Mamãe, preocupada, entregou o aparelho a mim. Coisa boa não seria…
-Alô?
-Você não tem limites não? -Uma voz feminina antipática.
-Desculpe, com quem falo?
-Sou eu, Eliane, mãe do homem que você tenta seduzir.
Fodeu.
-Não entendo o porquê da grosseria.
-Pois deveria. Veja bem, estou consciente de que Cauã está escondido na sua casa, diga a ele para tirar o cavalinho da chuva se pensa que as coisas vão ficar assim. Aproveite e notifique que o pai está passando por problemas de saúde, os quais nem os remédios estão controlando, se meu marido tiver um ataque cardíaco por sua causa, eu juro que espalho aos quatro ventos o tipo de pessoa que você é: Vou até o seu trabalho, conto aos seus tios, amigos… Menino, você não sabe o que sou capaz de fazer…
Escutei inúmeros absurdos e não respondi nenhum, pois se o fizesse, estaria dando cordas à grosseria dela.

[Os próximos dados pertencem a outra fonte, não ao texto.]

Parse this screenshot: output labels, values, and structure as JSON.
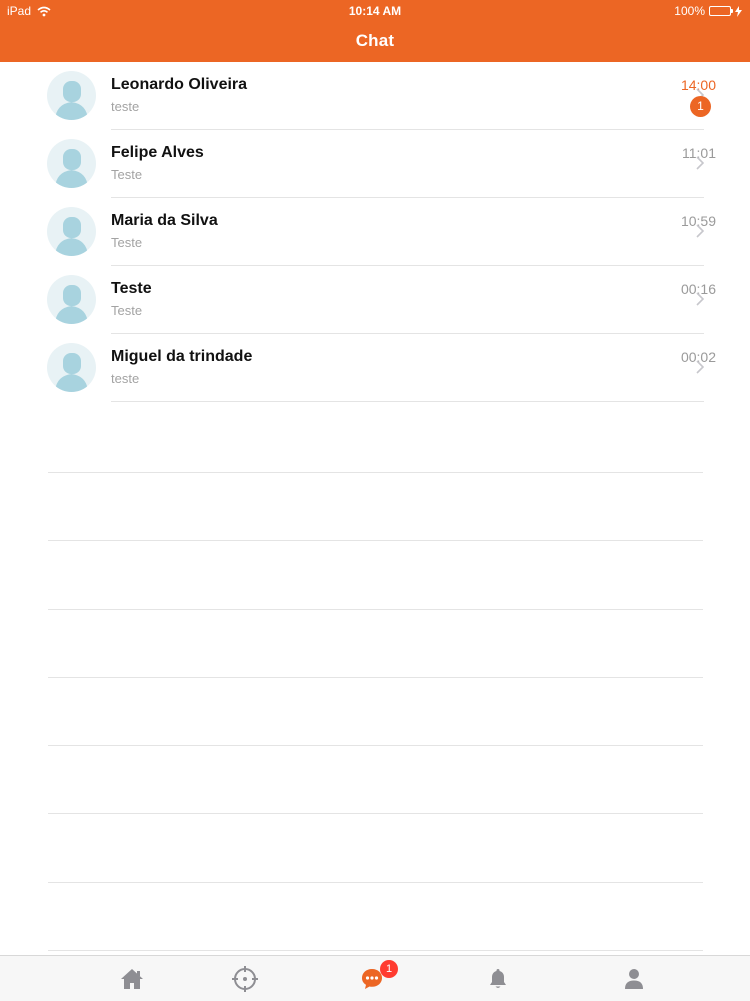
{
  "status_bar": {
    "device": "iPad",
    "time": "10:14 AM",
    "battery": "100%"
  },
  "header": {
    "title": "Chat"
  },
  "chats": [
    {
      "name": "Leonardo Oliveira",
      "preview": "teste",
      "time": "14:00",
      "unread": "1"
    },
    {
      "name": "Felipe Alves",
      "preview": "Teste",
      "time": "11:01"
    },
    {
      "name": "Maria da Silva",
      "preview": "Teste",
      "time": "10:59"
    },
    {
      "name": "Teste",
      "preview": "Teste",
      "time": "00:16"
    },
    {
      "name": "Miguel da trindade",
      "preview": "teste",
      "time": "00:02"
    }
  ],
  "tabbar": {
    "tabs": [
      {
        "icon": "home-icon"
      },
      {
        "icon": "crosshair-icon"
      },
      {
        "icon": "chat-icon",
        "badge": "1",
        "active": true
      },
      {
        "icon": "bell-icon"
      },
      {
        "icon": "person-icon"
      }
    ]
  },
  "colors": {
    "accent": "#ec6624",
    "badge_red": "#ff3b30",
    "inactive_icon": "#8e8e93"
  }
}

-E diga que foi ridícula a atitude dele em sumir no meio da festa. Não esperou para cortar o bolo… um desaforo com a noiva e os convidados. Estou arrasada e nervosa ao mesmo tempo. Ele tem muito que explicar quando voltar.
-Isso é tudo? -Foi a minha única frase depois da corrente de ameaças.
Ligação encerrada.
-O que está havendo? - Questionou mamãe, sem entender. -Ela parecia tão estúpida na linha.

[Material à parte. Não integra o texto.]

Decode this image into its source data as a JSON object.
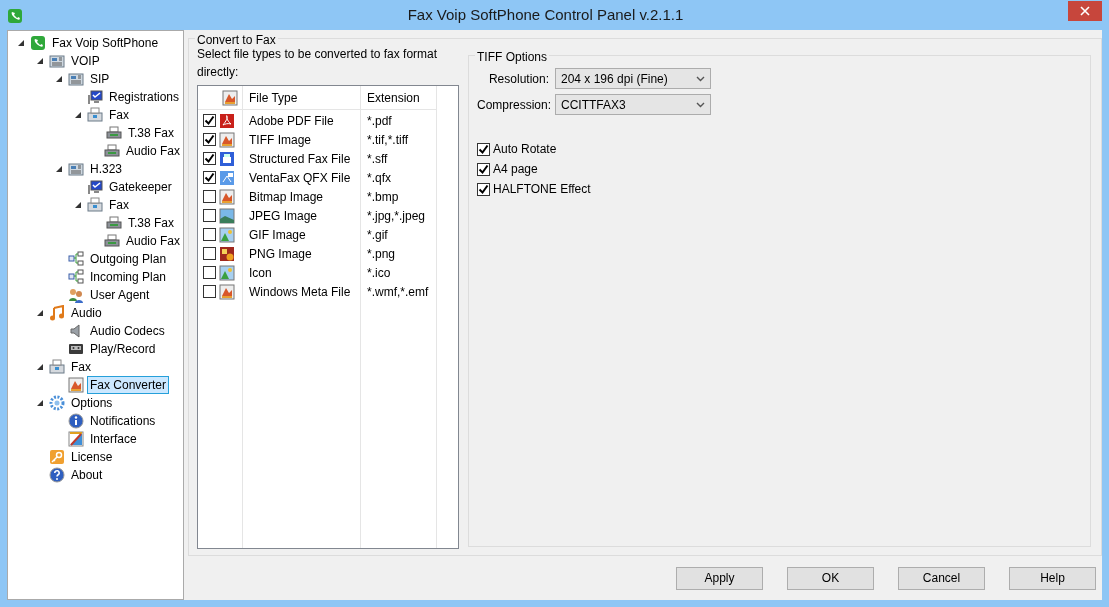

-Não parecia, ela se comportou feito uma estúpida! Mas isso não me assusta, mãe. Eliane sempre foi grosseira, de um jeito ou de outro. Parece que Cauã fugiu da festa, e ela dando chilique, me responsabilizando por isso.
Marisa tampou a boca com as mãos, horrorizada.

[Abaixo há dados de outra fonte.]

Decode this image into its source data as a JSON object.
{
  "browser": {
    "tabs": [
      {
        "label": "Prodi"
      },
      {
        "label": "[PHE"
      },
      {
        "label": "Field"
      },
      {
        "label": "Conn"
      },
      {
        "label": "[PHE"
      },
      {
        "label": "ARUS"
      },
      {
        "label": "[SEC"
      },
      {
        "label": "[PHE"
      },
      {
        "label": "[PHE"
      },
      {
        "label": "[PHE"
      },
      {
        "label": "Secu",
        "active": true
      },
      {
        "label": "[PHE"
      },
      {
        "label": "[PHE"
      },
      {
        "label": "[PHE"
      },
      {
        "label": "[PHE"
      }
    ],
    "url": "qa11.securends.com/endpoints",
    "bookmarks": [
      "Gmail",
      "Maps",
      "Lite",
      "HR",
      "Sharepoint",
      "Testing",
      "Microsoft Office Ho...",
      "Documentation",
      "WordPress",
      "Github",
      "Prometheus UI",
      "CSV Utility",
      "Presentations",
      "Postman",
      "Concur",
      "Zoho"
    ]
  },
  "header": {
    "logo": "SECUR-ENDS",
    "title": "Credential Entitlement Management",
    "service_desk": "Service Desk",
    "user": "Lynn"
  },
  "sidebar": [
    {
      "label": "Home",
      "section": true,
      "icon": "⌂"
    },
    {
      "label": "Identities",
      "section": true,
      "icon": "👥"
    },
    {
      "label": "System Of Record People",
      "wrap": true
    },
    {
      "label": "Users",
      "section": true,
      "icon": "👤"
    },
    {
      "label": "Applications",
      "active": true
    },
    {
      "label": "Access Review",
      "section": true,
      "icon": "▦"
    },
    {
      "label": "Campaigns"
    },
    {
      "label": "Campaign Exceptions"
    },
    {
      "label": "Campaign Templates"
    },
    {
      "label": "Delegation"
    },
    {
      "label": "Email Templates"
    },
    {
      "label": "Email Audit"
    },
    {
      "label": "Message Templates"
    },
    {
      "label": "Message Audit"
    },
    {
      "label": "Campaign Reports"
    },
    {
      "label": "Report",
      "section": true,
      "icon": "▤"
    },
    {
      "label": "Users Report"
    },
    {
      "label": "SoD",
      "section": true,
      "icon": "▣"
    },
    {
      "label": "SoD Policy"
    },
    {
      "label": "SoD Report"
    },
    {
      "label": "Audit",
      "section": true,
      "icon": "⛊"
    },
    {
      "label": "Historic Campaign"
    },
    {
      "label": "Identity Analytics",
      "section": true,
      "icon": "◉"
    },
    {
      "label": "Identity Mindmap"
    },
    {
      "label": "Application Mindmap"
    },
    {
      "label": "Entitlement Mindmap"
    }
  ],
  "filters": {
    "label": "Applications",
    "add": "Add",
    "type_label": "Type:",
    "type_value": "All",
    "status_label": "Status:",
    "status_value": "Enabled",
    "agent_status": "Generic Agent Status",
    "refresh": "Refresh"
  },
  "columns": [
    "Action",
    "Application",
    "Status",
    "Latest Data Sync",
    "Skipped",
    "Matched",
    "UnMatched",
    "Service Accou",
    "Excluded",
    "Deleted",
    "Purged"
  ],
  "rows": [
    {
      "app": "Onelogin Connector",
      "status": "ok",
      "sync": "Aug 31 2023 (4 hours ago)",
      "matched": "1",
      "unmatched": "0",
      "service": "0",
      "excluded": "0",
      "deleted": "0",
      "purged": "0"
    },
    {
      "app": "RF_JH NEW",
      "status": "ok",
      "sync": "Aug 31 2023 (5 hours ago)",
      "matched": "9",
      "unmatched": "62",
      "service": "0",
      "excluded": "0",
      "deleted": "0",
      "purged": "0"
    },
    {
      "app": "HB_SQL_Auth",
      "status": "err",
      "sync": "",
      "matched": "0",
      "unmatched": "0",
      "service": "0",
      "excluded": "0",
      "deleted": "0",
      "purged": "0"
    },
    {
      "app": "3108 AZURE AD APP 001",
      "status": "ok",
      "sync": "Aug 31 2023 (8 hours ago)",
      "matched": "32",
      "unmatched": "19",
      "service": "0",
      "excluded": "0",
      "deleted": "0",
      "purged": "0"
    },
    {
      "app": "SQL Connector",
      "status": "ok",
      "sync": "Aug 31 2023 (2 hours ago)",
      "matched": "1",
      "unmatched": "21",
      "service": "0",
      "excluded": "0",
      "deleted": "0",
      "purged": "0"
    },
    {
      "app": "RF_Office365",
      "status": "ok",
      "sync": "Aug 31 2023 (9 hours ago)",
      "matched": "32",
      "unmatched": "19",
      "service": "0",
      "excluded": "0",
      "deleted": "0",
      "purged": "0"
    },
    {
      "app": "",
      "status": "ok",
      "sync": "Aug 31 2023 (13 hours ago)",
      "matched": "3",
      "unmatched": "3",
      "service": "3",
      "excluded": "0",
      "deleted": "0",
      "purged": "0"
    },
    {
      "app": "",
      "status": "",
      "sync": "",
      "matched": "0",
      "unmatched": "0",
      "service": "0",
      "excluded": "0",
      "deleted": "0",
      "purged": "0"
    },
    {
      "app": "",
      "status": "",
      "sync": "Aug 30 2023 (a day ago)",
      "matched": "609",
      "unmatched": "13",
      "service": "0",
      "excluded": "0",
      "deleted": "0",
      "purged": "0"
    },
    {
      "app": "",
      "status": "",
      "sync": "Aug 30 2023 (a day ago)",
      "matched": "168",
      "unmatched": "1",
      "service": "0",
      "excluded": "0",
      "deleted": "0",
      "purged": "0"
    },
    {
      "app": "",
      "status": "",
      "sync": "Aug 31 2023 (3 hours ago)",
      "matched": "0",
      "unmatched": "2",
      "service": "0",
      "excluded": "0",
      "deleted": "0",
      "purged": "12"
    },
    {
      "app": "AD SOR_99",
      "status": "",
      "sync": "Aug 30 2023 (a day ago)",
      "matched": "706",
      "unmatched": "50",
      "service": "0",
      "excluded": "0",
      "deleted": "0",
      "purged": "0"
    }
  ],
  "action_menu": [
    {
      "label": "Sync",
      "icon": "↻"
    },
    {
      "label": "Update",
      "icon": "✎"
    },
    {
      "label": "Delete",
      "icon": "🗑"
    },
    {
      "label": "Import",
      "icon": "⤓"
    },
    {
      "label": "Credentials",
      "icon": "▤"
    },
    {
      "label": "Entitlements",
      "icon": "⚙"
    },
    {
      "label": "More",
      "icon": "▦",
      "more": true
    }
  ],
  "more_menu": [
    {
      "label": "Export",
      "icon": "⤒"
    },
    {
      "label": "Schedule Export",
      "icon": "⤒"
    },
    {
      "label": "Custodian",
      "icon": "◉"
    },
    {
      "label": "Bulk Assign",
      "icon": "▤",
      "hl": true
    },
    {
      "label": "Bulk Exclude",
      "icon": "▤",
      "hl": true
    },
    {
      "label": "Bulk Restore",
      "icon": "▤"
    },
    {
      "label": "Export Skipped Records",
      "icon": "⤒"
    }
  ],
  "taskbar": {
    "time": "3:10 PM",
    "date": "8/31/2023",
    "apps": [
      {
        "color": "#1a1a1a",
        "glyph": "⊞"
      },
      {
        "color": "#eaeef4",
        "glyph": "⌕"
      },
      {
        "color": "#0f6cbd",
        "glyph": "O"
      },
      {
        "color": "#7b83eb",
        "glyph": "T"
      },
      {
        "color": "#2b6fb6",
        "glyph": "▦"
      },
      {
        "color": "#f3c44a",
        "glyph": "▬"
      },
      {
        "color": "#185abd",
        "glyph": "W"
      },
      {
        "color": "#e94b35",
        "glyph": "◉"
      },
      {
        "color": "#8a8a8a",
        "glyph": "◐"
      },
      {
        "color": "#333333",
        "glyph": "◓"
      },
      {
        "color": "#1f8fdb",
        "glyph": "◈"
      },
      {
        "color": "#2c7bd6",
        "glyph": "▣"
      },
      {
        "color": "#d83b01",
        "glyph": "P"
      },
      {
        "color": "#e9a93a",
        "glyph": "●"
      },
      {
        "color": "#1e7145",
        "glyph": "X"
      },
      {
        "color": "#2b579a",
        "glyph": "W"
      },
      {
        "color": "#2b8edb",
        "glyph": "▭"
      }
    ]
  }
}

-Me deixe telefonar e colocar eles no lugar. -Interferiu papai, abandonando a sopa e estendendo a mão para que eu lhe passasse o aparelho.
-Não, não vamos cutucar a ferida, deixe como está. Ela verá que está errada, cedo ou tarde.
-Filho, você faz ideia de onde Cauã possa estar? -Questionou mamãe, com cara de dúvida.
-Não. Esse desaparecimento foi uma surpresa para mim.
E era. Que loucura teria passado pela cabeça dele para desaparecer meio a comemoração? Teria se arrependido? Não, pois se assim fosse, teria me procurado. Preocupei-me pois tinha medo que Cauã cometesse alguma besteira estando carregado por uma forte energia emocional.
...
Aquela semana marcou o inicio do recesso no calendário escolar. Na segunda-feira tive uma breve reunião com o diretor e o corpo docente, após isso fui liberado para as merecidas férias. Quando esse período chegava eu tinha o costume de buscar alguma atividade para preencher o tempo livre. Ler, estudar para futuros concursos, sair com amigos, viajar... Mil e um planos, mas poucos se concretizavam. Terminava sempre debaixo das cobertas com um balde de pipoca, copo de refrigerante e Netflix na tela da TV.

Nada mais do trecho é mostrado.